The researchers brought a number of flying snakes to a special facility and carried out experiments using motion-capture cameras.
Did you know there is a breed of snakes in south-east Asia that can fly? Well, 'fly' may not be the proper word here since they do not take flight in the skies like birds but they can glide in the air from one tree to another. We are talking about the flying tree snakes that have intrigued wildlife enthusiasts and researchers for ages. But a recent study has thrown more light into the workings of their aerodynamic feat. “I wouldn’t say all the mysteries are solved, but we have a big piece of the story filled in,” Dr. Jake Socha, one of the authors of the study, told The New York Times. A professor of biomedical engineering and mechanics at Virginia Tech and few of his colleagues worked on the study which revealed that the flying snakes use "undulation" or wriggle to support its flight and also to direct itself and safely land without getting hurt.
🐍 Researchers filmed flying snakes with high-speed cameras as they glided across a four-story theater.— NPR (@NPR) June 29, 2020
It turns out the snakes' special wave-like movements — as if they're swimming in air — are part of the secret of how they're able to glide.https://t.co/KkTmkKKhkQ
The undulation is deliberate and highly functional processes that help the snake enhance its stability mid-air. While many would think, it's just what snakes on the ground do while moving, the tree snakes use it for their own purpose. Even Socha had been wondering about the problem for years - whether the undulations of the tree snakes were functional for flight or were they simply repeating the same motion in the air what they did in land and water.
The study was published on Monday in the journal, Nature Physics. "When flying snakes glide, they use aerial undulation To determine if aerial undulation is a flight control strategy or a non-functional behavioural vestige of lateral undulation, we measured snake glides using high-speed motion capture and developed a new dynamical model of gliding," according to the study.
According to NatGeo, the name flying snake is a "misnomer, since, barring a strong updraft, these animals can’t actually gain altitude. They’re gliders, using the speed of free fall and contortions of their bodies to catch the air and generate lift." In order to prepare for take-off, the snake "will slither to the end of a branch, and dangle in a J shape. It propels itself from the branch with the lower half of its body, forms quickly into an S, and flattens to about twice its normal width, giving its normally round body a concave C shape, which can trap air. By undulating back and forth, the snake can actually make turns. Flying snakes are technically better gliders than their more popular mammalian equivalents, the flying squirrels."
https://t.co/NSHFJ0i5Cx Flying snakes @virginia_tech @ArtscenteratVT! Our @snake_flyer @BEAMvt @VTEngineering has been studying this phenomena for years and discovered some fascinating things. Read the article to learn all about it!— Virginia Tech Biomedical Engineering & Mechanics (@BEAMvt) June 29, 2020
The researchers at Virginia Tech brought a half-dozen flying snakes to a special facility at their campus. The facility is regularly used for experiments and projects in all fields with its cutting edge high-speed, motion-capture camera system. The researchers used infrared-reflective tape and installed a high tower with a launching branch. They then set up a lower tower disguised as a tree for a landing spot. "Reconstructions of the snake’s wing-body reveal that aerial undulation is composed of horizontal and vertical waves...and whose frequencies differ by a factor of two. Using these results, we developed a three-dimensional mathematical model of snake flight that incorporates aerodynamic and inertial effects," the study found.

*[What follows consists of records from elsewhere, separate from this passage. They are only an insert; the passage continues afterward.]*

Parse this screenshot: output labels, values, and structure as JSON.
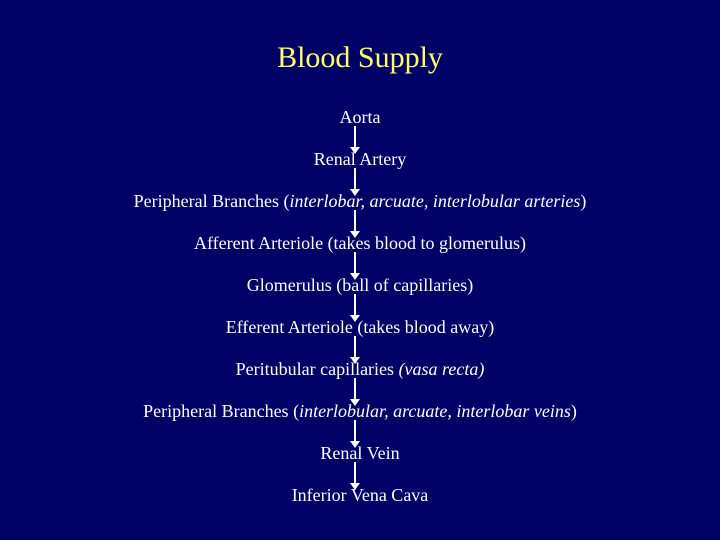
{
  "title": "Blood Supply",
  "steps": [
    {
      "parts": [
        {
          "text": "Aorta",
          "italic": false
        }
      ]
    },
    {
      "parts": [
        {
          "text": "Renal Artery",
          "italic": false
        }
      ]
    },
    {
      "parts": [
        {
          "text": "Peripheral Branches (",
          "italic": false
        },
        {
          "text": "interlobar, arcuate, interlobular arteries",
          "italic": true
        },
        {
          "text": ")",
          "italic": false
        }
      ]
    },
    {
      "parts": [
        {
          "text": "Afferent Arteriole (takes blood to glomerulus)",
          "italic": false
        }
      ]
    },
    {
      "parts": [
        {
          "text": "Glomerulus (ball of capillaries)",
          "italic": false
        }
      ]
    },
    {
      "parts": [
        {
          "text": "Efferent Arteriole (takes blood away)",
          "italic": false
        }
      ]
    },
    {
      "parts": [
        {
          "text": "Peritubular capillaries ",
          "italic": false
        },
        {
          "text": "(vasa recta)",
          "italic": true
        }
      ]
    },
    {
      "parts": [
        {
          "text": "Peripheral Branches (",
          "italic": false
        },
        {
          "text": "interlobular, arcuate, interlobar veins",
          "italic": true
        },
        {
          "text": ")",
          "italic": false
        }
      ]
    },
    {
      "parts": [
        {
          "text": "Renal Vein",
          "italic": false
        }
      ]
    },
    {
      "parts": [
        {
          "text": "Inferior Vena Cava",
          "italic": false
        }
      ]
    }
  ]
}
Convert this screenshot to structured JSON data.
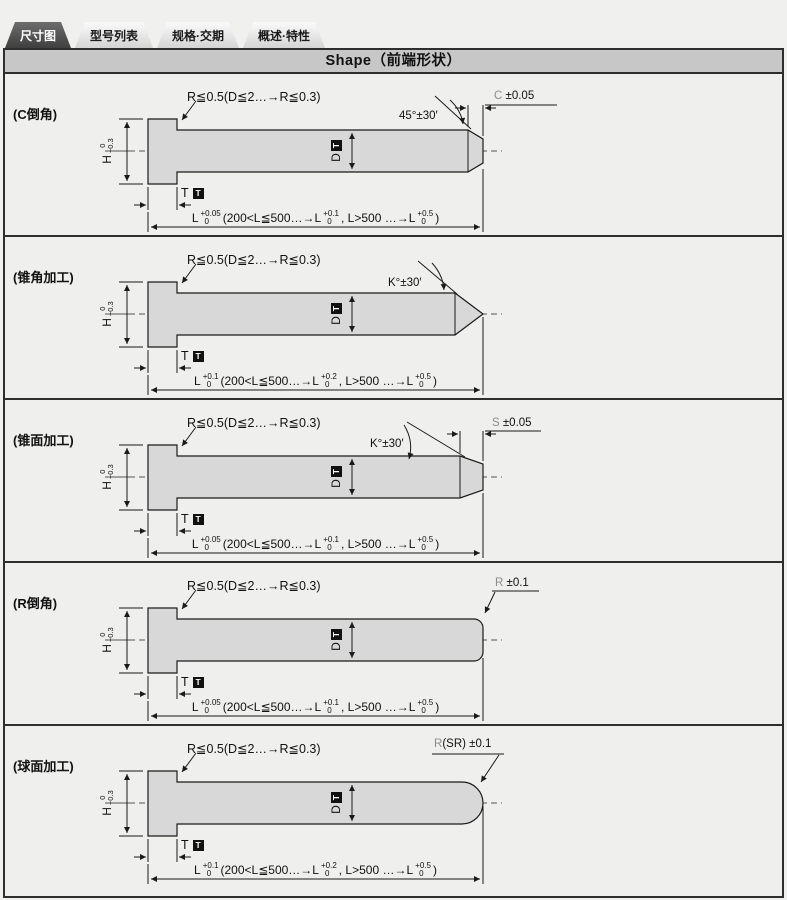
{
  "tabs": [
    {
      "label": "尺寸图",
      "active": true
    },
    {
      "label": "型号列表",
      "active": false
    },
    {
      "label": "规格·交期",
      "active": false
    },
    {
      "label": "概述·特性",
      "active": false
    }
  ],
  "header": {
    "title": "Shape（前端形状）"
  },
  "common": {
    "fillet_note": "R≦0.5(D≦2…→R≦0.3)",
    "h_letter": "H",
    "h_top": "0",
    "h_bottom": "−0.3",
    "d_letter": "D",
    "t_letter": "T",
    "boxed_t": "T"
  },
  "sections": [
    {
      "label": "(C倒角)",
      "tip": {
        "angle": "45°±30′",
        "dim_letter": "C",
        "dim_mid": "",
        "dim_tol": "±0.05"
      },
      "l": {
        "lead": "L",
        "t1top": "+0.05",
        "t1bot": "0",
        "seg1": "(200<L≦500…→L",
        "t2top": "+0.1",
        "t2bot": "0",
        "seg2": ",  L>500 …→L",
        "t3top": "+0.5",
        "t3bot": "0",
        "close": ")"
      }
    },
    {
      "label": "(锥角加工)",
      "tip": {
        "angle": "K°±30′",
        "dim_letter": "",
        "dim_mid": "",
        "dim_tol": ""
      },
      "l": {
        "lead": "L",
        "t1top": "+0.1",
        "t1bot": "0",
        "seg1": "(200<L≦500…→L",
        "t2top": "+0.2",
        "t2bot": "0",
        "seg2": ",  L>500 …→L",
        "t3top": "+0.5",
        "t3bot": "0",
        "close": ")"
      }
    },
    {
      "label": "(锥面加工)",
      "tip": {
        "angle": "K°±30′",
        "dim_letter": "S",
        "dim_mid": "",
        "dim_tol": "±0.05"
      },
      "l": {
        "lead": "L",
        "t1top": "+0.05",
        "t1bot": "0",
        "seg1": "(200<L≦500…→L",
        "t2top": "+0.1",
        "t2bot": "0",
        "seg2": ",  L>500 …→L",
        "t3top": "+0.5",
        "t3bot": "0",
        "close": ")"
      }
    },
    {
      "label": "(R倒角)",
      "tip": {
        "angle": "",
        "dim_letter": "R",
        "dim_mid": "",
        "dim_tol": "±0.1"
      },
      "l": {
        "lead": "L",
        "t1top": "+0.05",
        "t1bot": "0",
        "seg1": "(200<L≦500…→L",
        "t2top": "+0.1",
        "t2bot": "0",
        "seg2": ",  L>500 …→L",
        "t3top": "+0.5",
        "t3bot": "0",
        "close": ")"
      }
    },
    {
      "label": "(球面加工)",
      "tip": {
        "angle": "",
        "dim_letter": "R",
        "dim_mid": "(SR)",
        "dim_tol": "±0.1"
      },
      "l": {
        "lead": "L",
        "t1top": "+0.1",
        "t1bot": "0",
        "seg1": "(200<L≦500…→L",
        "t2top": "+0.2",
        "t2bot": "0",
        "seg2": ",  L>500 …→L",
        "t3top": "+0.5",
        "t3bot": "0",
        "close": ")"
      }
    }
  ]
}
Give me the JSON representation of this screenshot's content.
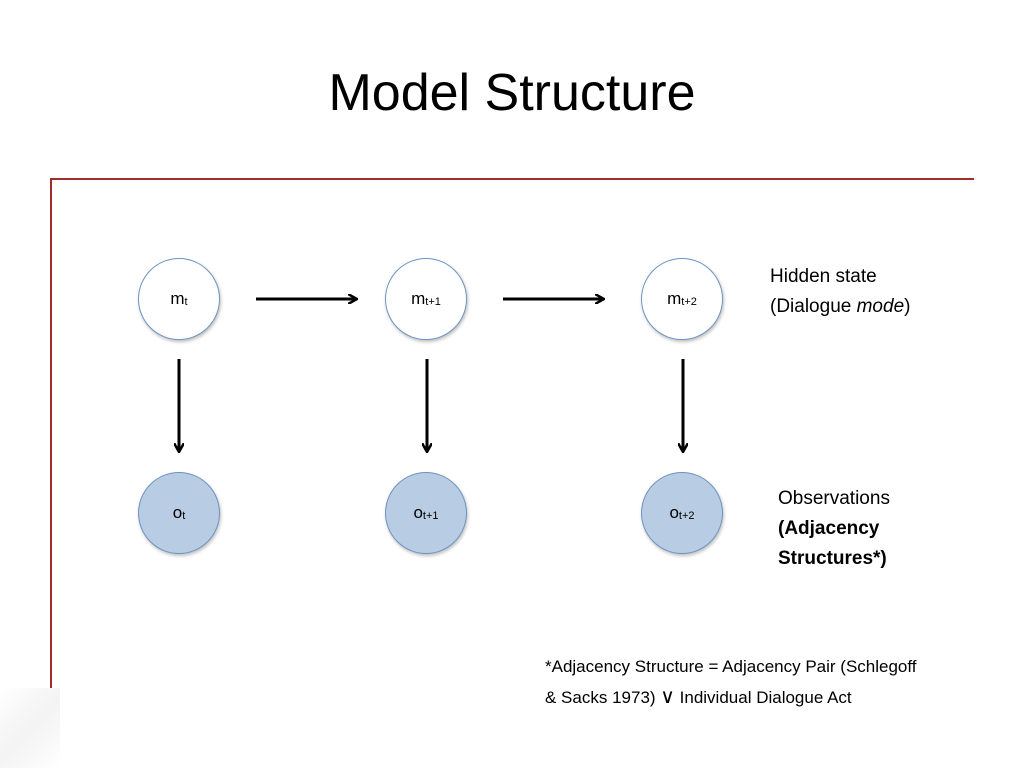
{
  "title": "Model Structure",
  "nodes": {
    "m0": {
      "base": "m",
      "sub": "t"
    },
    "m1": {
      "base": "m",
      "sub": "t+1"
    },
    "m2": {
      "base": "m",
      "sub": "t+2"
    },
    "o0": {
      "base": "o",
      "sub": "t"
    },
    "o1": {
      "base": "o",
      "sub": "t+1"
    },
    "o2": {
      "base": "o",
      "sub": "t+2"
    }
  },
  "labels": {
    "hidden_line1": "Hidden state",
    "hidden_line2_prefix": "(Dialogue ",
    "hidden_line2_italic": "mode",
    "hidden_line2_suffix": ")",
    "obs_line1": "Observations",
    "obs_line2": "(Adjacency",
    "obs_line3": "Structures*)"
  },
  "footnote": {
    "line1": "*Adjacency Structure = Adjacency Pair (Schlegoff",
    "line2_prefix": "& Sacks 1973) ",
    "or_symbol": "∨",
    "line2_suffix": " Individual Dialogue Act"
  },
  "colors": {
    "frame": "#a52a2a",
    "node_border": "#6f93c2",
    "observation_fill": "#b8cce4",
    "arrow": "#000000"
  }
}
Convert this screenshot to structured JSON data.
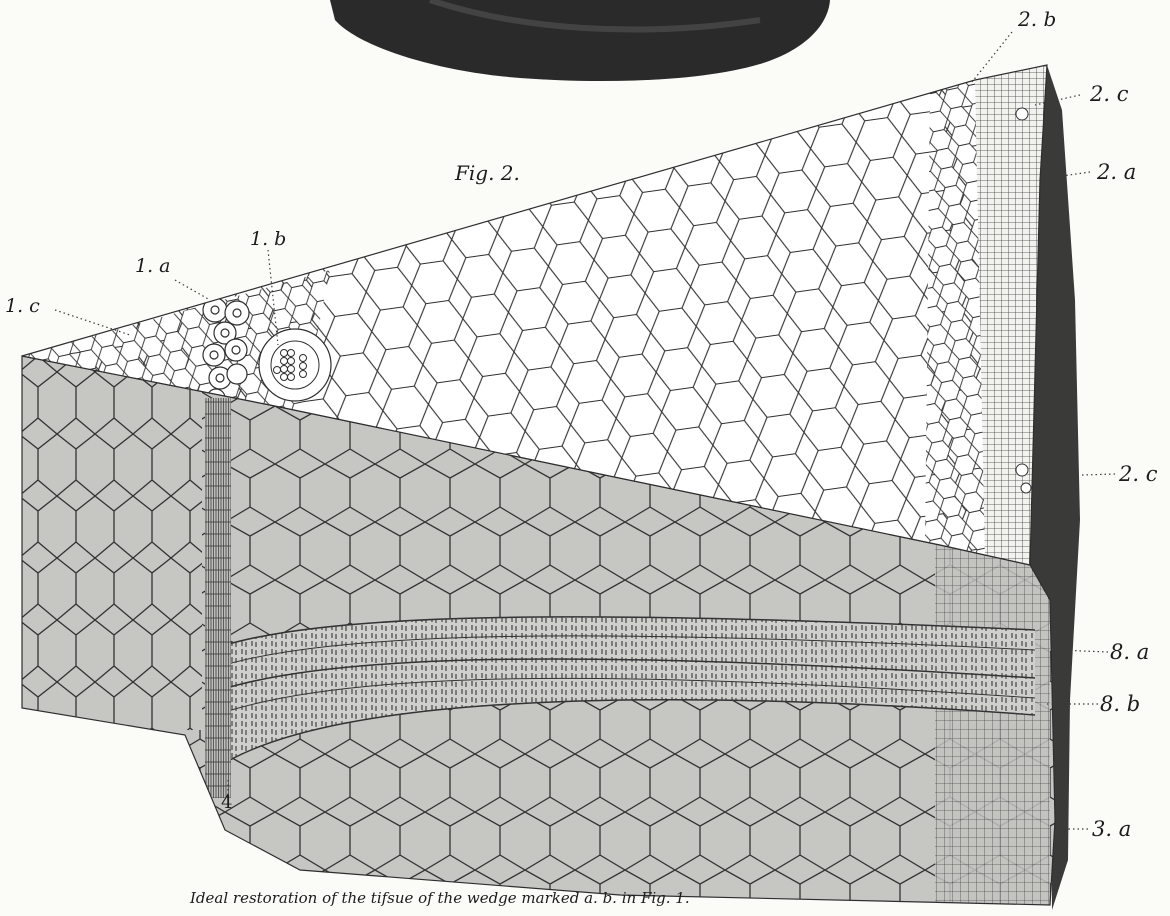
{
  "figure": {
    "title": "Fig. 2.",
    "caption": "Ideal restoration of the tifsue of the wedge marked  a. b.  in  Fig. 1."
  },
  "labels": {
    "l_1a": "1. a",
    "l_1b": "1. b",
    "l_1c": "1. c",
    "l_2a": "2. a",
    "l_2b": "2. b",
    "l_2c_top": "2. c",
    "l_2c_mid": "2. c",
    "l_3a": "3. a",
    "l_4": "4",
    "l_8a": "8. a",
    "l_8b": "8. b"
  },
  "colors": {
    "paper": "#fbfbf8",
    "section_grey": "#c6c6c3",
    "cell_stroke": "#2e2e2e",
    "dark_rind": "#3a3a38",
    "specimen_dark": "#2a2a2a"
  }
}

During the experiment, one of the snakes landed in the arms of doctoral students Isaac Yeaton, who was part of the study. He said, “It’s hard to believe a snake can do this. It’s kind of scary. But there’s a lot of intricate things that are going on.” The study added, "Although simulated glides without undulation attained some horizontal distance, they are biologically unrealistic because they failed due to roll and pitch instabilities. In contrast, the inclusion of undulation stabilized the rotational motion and markedly increased glide performance. This work demonstrates that aerial undulation in snakes serves a different function than known uses of undulation in other animals, and suggests a new template of control for dynamic flying robots."